A natural human tendency. Look at all the people saying Elon Musk isn't really an engineer. Yeah right, he definitely is heavily involved in the high level technical decisions. Yes he's an arsehole and moderately racist and probably quite lucky too but he is good at his job.
How’s that 2016 promise of LA to NYC autonomous driving goal going for Musk? Or his Cybercab venture going? And the decision to not use LIDAR in his vehicles? Or the Cybertruck’s dismal engineering and sales?
I'd hate to be a pop star.
The more anonymity the better.
I thought this was a really good piece of writing. It’s rare to do something like this because the job discourages it by putting PR filters on everything you say.
My uncle was a pretty big pop star in the 1960s.
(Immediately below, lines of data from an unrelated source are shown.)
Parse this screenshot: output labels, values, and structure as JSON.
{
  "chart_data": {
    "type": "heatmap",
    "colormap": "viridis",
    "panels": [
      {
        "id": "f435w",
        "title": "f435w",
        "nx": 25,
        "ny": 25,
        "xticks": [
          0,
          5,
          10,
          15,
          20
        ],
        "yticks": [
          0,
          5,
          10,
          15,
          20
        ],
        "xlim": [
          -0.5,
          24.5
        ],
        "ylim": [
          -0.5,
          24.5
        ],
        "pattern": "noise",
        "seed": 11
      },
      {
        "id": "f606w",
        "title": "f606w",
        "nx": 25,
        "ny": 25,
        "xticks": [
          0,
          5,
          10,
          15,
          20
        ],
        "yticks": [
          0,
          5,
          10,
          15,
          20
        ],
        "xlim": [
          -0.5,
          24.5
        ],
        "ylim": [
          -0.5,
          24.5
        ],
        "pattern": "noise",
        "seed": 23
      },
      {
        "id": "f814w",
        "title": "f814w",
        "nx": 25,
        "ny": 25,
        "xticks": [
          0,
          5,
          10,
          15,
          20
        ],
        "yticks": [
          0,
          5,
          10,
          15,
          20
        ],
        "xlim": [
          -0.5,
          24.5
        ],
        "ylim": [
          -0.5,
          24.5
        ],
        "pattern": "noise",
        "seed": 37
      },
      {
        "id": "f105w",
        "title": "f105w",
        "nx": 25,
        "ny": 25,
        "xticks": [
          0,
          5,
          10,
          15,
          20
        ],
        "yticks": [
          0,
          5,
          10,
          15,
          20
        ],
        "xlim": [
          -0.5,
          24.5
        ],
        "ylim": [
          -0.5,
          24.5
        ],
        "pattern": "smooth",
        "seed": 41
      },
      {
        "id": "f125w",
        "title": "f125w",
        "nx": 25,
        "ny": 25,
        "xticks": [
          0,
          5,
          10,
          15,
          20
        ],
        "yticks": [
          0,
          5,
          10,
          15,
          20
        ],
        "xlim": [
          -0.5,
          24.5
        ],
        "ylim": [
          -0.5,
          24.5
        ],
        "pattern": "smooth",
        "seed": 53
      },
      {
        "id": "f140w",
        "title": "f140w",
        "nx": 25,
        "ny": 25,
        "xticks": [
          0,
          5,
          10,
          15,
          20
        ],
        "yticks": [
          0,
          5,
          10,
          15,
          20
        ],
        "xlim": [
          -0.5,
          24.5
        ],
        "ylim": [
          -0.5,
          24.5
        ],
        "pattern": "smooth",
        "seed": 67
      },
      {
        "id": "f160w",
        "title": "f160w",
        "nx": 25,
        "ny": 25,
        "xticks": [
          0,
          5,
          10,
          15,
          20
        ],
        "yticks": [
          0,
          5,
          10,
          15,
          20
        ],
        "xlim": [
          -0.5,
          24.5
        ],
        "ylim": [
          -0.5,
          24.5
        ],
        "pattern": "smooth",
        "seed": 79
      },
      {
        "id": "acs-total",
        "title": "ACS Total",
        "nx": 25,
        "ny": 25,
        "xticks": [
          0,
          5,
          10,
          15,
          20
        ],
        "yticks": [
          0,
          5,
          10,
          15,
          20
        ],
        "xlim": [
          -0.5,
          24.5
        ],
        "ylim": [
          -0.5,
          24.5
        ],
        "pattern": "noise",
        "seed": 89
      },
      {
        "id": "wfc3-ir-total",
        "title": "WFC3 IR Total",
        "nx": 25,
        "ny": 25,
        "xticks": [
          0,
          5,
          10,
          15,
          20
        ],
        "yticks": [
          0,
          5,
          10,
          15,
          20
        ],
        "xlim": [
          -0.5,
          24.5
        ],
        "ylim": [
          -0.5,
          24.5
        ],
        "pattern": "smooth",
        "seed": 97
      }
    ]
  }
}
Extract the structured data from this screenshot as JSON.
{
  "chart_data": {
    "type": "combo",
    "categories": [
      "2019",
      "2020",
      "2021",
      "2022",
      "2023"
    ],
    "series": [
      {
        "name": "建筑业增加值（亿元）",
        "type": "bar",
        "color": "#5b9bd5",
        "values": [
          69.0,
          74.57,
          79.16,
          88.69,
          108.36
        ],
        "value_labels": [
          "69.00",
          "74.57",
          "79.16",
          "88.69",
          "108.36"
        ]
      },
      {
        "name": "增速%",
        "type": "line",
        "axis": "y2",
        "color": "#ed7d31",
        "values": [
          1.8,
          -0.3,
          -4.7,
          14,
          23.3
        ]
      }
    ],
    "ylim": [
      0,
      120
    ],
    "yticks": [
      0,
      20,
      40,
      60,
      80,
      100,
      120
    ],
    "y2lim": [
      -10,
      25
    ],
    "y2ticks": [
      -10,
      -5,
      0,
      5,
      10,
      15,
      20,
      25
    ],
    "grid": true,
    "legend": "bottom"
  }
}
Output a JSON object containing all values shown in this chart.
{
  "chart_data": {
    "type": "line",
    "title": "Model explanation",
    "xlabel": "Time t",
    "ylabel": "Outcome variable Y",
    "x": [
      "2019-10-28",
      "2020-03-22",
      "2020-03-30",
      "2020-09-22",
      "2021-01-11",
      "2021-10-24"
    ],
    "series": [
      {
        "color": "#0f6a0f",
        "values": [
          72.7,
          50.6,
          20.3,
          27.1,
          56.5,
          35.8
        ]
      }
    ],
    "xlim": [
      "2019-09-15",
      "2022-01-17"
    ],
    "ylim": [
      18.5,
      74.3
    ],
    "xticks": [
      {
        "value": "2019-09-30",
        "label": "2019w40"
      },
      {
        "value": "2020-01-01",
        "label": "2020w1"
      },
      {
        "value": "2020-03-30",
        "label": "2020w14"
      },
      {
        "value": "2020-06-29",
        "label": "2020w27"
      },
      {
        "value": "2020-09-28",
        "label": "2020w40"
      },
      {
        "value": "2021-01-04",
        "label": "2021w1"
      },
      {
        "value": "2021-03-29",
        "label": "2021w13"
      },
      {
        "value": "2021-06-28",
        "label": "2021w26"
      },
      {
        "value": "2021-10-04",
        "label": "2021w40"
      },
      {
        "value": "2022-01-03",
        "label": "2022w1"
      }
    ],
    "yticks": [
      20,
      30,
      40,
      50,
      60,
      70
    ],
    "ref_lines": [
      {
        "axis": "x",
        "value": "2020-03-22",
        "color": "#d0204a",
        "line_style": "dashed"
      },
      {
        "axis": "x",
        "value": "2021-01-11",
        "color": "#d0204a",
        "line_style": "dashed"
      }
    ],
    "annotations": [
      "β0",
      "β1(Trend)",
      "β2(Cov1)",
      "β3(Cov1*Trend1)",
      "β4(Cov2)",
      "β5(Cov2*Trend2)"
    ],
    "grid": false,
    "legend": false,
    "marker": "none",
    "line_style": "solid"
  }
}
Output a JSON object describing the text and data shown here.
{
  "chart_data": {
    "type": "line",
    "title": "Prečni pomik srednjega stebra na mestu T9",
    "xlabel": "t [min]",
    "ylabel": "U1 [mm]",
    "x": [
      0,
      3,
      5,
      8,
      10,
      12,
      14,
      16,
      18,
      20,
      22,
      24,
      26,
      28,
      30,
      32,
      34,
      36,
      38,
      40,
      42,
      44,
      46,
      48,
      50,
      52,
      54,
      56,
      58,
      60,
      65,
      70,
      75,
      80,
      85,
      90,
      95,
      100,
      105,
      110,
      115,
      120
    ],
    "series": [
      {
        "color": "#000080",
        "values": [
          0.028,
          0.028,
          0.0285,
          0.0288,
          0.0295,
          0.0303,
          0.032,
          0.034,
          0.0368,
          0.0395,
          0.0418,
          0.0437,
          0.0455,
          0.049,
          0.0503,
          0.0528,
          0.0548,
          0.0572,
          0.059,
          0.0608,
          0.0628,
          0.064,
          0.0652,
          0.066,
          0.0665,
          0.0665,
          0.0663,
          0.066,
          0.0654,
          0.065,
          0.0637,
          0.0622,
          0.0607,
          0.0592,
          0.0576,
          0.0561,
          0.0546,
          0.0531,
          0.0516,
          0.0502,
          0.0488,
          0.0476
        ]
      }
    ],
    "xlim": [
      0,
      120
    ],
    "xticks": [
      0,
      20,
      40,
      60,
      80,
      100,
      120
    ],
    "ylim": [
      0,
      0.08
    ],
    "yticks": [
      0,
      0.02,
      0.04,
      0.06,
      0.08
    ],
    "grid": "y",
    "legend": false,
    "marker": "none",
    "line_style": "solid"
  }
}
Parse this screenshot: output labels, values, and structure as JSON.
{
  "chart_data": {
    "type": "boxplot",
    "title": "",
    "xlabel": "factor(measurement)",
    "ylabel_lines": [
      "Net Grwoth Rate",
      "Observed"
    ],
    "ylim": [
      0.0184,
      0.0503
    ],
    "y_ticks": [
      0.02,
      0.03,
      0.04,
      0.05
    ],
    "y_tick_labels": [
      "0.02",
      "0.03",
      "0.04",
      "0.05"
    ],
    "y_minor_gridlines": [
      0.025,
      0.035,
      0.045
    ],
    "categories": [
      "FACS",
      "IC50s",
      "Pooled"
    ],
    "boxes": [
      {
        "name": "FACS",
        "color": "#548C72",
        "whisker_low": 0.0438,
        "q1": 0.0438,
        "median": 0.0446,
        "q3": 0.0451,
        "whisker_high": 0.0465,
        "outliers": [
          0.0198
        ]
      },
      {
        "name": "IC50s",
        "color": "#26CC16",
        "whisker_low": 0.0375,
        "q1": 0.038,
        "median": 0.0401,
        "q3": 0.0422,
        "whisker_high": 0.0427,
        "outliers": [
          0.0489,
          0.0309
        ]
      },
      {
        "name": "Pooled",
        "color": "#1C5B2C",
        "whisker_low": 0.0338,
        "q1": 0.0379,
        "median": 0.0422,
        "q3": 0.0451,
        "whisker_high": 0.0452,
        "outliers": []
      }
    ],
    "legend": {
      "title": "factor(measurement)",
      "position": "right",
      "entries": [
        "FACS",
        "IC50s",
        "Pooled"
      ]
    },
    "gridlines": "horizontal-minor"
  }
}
His group at one point had a big fanzine, they were household names across the country, over time they had stalkers and weird fans and all that, made movies and albums, had big parties and knew other famous people, pretty much all those things that the OP writes about (circa 50 years later, some of it has changed but not that much).
He could be charismatic and surprisingly eloquent and I could picture him writing a piece like this, if the mood had struck.
He also lost pretty much all the money through mismanagement (several times over), eventually moved out of LA, had a tumultuous family life with numerous spouses and wasn’t around much for his kids, and after his 40s was trapped in a sad cycle of reunion tours because the band still needed the money. The tours still had some level of excitement and crowd enthusiasm, even pretty late in life and I guess he always loved the stage, the performing, all that. But in the end, I kinda felt it seemed like a lonely existence. Hard to form really deep connections when you’re always traveling and often away in your head.